Anche questo libro fu un successo, ma non ne seguirono subito altri, soprattutto perché il lavoro impegnava e fu solo nel 1970, quando lasciò l’occupazione, che poté dedicarsi a tempo pieno all’attività di scrittore.
Nascono così nel 1971 Quota Albania, sulla sua esperienza bellica, e nel 1973 Ritorno sul Don, in cui in parte completa la narrazione della campagna di Russia e in parte racconta un viaggio in quelle terre che videro la drammatica ritirata, effettuato però una trentina di anni dopo.
Sono buoni libri, ma non ripetono qualitativamente Il sergente nella neve e Il bosco degli urogalli.
Bisognerà attendere ancora cinque anni, il 1978, quando uscirà un altro capolavoro, Storia di Tönle, premiato con il Campiello e con il Bagutta.
E’ un nuovo filone, quello della memoria, delle origini della sua gente di Asiago, una comunità che in Stern assurge al valore di unica e autentica patria.
Tönle Bintarn è un contadino, un pastore, un contrabbandiere per necessità che per sfuggire a una condanna vaga per tutta l’Europa austro-ungarica, adattandosi a fare a qualsiasi lavoro, ma sempre con la speranza di tornare, l’unica vera forza che lo sostiene nonostante le fatiche e le privazioni. Questo piccolo grande uomo è legato inscindibilmente alla sua terra, all’alternarsi delle stagioni sia della natura che della vita. Non c’è evento che possa fermarlo, non c’è nulla che possa dissuaderlo, perché lui è ed esiste solo in funzione di quella piccola patria fra i monti.
Ritornerà, subirà i contraccolpi della Grande Guerra e della Strafenspedition, di cui sarà vittima senza che ci siano carnefici. La violenza di un conflitto non lo ferma, sempre va, sempre resiste, per poter tornare a quei luoghi a lui indissolubilmente legati e che sarà costretto a vedere distrutti, profanati dalla malvagità degli uomini.
In lui non c’è odio, ma solo tristezza e come in una storia dove c’è sempre un inizio e una fine, Tönle Bintarn sa quando tirarsi da parte e comprendere che per lui è arrivata l’ultima stagione.

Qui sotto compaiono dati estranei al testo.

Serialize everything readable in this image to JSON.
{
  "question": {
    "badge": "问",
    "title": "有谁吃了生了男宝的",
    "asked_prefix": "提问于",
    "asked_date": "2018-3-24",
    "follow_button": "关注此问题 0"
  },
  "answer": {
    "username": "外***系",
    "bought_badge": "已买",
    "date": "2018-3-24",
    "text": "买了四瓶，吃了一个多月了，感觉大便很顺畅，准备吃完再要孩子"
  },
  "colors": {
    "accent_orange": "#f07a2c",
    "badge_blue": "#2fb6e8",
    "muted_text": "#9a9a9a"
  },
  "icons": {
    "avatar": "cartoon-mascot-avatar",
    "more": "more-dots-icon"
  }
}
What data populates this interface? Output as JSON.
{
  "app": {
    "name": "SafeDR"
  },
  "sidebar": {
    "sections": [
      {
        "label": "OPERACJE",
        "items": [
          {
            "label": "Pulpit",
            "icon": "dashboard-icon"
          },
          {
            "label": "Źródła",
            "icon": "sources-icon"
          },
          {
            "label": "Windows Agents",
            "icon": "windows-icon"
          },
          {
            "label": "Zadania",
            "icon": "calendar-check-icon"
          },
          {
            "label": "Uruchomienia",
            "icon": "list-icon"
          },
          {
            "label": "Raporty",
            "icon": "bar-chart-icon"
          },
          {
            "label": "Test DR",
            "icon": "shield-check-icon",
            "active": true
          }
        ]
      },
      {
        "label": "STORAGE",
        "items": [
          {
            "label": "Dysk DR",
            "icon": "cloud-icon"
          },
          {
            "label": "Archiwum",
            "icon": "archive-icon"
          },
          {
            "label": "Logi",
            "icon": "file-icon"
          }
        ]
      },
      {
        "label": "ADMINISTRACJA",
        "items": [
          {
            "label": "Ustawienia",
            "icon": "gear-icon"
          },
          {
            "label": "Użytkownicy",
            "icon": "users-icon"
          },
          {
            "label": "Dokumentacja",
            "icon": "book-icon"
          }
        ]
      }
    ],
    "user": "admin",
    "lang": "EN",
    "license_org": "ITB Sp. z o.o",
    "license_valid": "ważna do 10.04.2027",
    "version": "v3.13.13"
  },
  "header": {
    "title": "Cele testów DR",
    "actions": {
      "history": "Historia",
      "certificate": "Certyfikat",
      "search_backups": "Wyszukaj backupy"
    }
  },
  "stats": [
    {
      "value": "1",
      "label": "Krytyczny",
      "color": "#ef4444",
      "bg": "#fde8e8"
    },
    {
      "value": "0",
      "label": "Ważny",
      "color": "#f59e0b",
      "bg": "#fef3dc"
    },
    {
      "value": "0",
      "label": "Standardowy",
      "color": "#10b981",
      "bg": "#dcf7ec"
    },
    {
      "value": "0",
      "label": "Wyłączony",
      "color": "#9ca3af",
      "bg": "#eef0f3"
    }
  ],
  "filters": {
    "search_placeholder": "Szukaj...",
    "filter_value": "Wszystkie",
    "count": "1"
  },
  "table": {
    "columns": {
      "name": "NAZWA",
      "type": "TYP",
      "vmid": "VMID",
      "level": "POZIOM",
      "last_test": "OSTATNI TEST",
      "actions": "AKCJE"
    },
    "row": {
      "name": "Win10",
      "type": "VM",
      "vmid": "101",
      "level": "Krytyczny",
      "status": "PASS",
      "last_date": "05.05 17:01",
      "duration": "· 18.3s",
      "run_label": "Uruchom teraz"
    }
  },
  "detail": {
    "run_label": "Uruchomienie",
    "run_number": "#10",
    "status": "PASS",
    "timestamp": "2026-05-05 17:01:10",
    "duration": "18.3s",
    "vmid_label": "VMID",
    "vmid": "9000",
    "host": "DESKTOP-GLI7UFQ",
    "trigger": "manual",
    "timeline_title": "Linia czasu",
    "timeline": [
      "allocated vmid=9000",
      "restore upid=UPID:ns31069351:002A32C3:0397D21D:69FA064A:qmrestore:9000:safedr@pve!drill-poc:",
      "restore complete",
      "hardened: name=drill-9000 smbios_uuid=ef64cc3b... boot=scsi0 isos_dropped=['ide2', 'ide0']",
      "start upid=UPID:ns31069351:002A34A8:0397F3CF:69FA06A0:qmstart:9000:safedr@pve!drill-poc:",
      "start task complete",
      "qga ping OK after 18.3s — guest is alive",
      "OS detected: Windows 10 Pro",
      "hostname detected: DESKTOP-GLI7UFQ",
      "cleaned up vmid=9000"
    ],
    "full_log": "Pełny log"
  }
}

E’ un romanzo di rara e stupefacente bellezza, un omaggio di Stern alla sua gente e che verrà degnamente completato nel 1985 da L’anno della vittoria, che racconta invece del ritorno della comunità ai suoi luoghi natii, dopo essere stata costretta a lasciare l’altopiano ed Asiago a seguito dell’attacco austriaco.
Sono pagine di intensa commozione, con donne, vecchi e bambini, che, a guerra finita, s’incamminano per raggiungere le loro vecchie case, che troveranno distrutte in uno sconvolgimento che interessa anche i prati, i boschi, le sommità dei loro monti, al punto da faticare a riconoscerli. E poi ci sono trincee, proiettili inesplosi e tanti, tanti, troppi morti insepolti.
I giorni sono difficili, senza più un tetto, senza forse un futuro, ma la comunità viene prima di tutto e a poco a poco si ricompattano, si aiutano, si danno da fare, riacquistano quella dignità di uomini liberi e di popolo che la diaspora sembrava aver soffocato.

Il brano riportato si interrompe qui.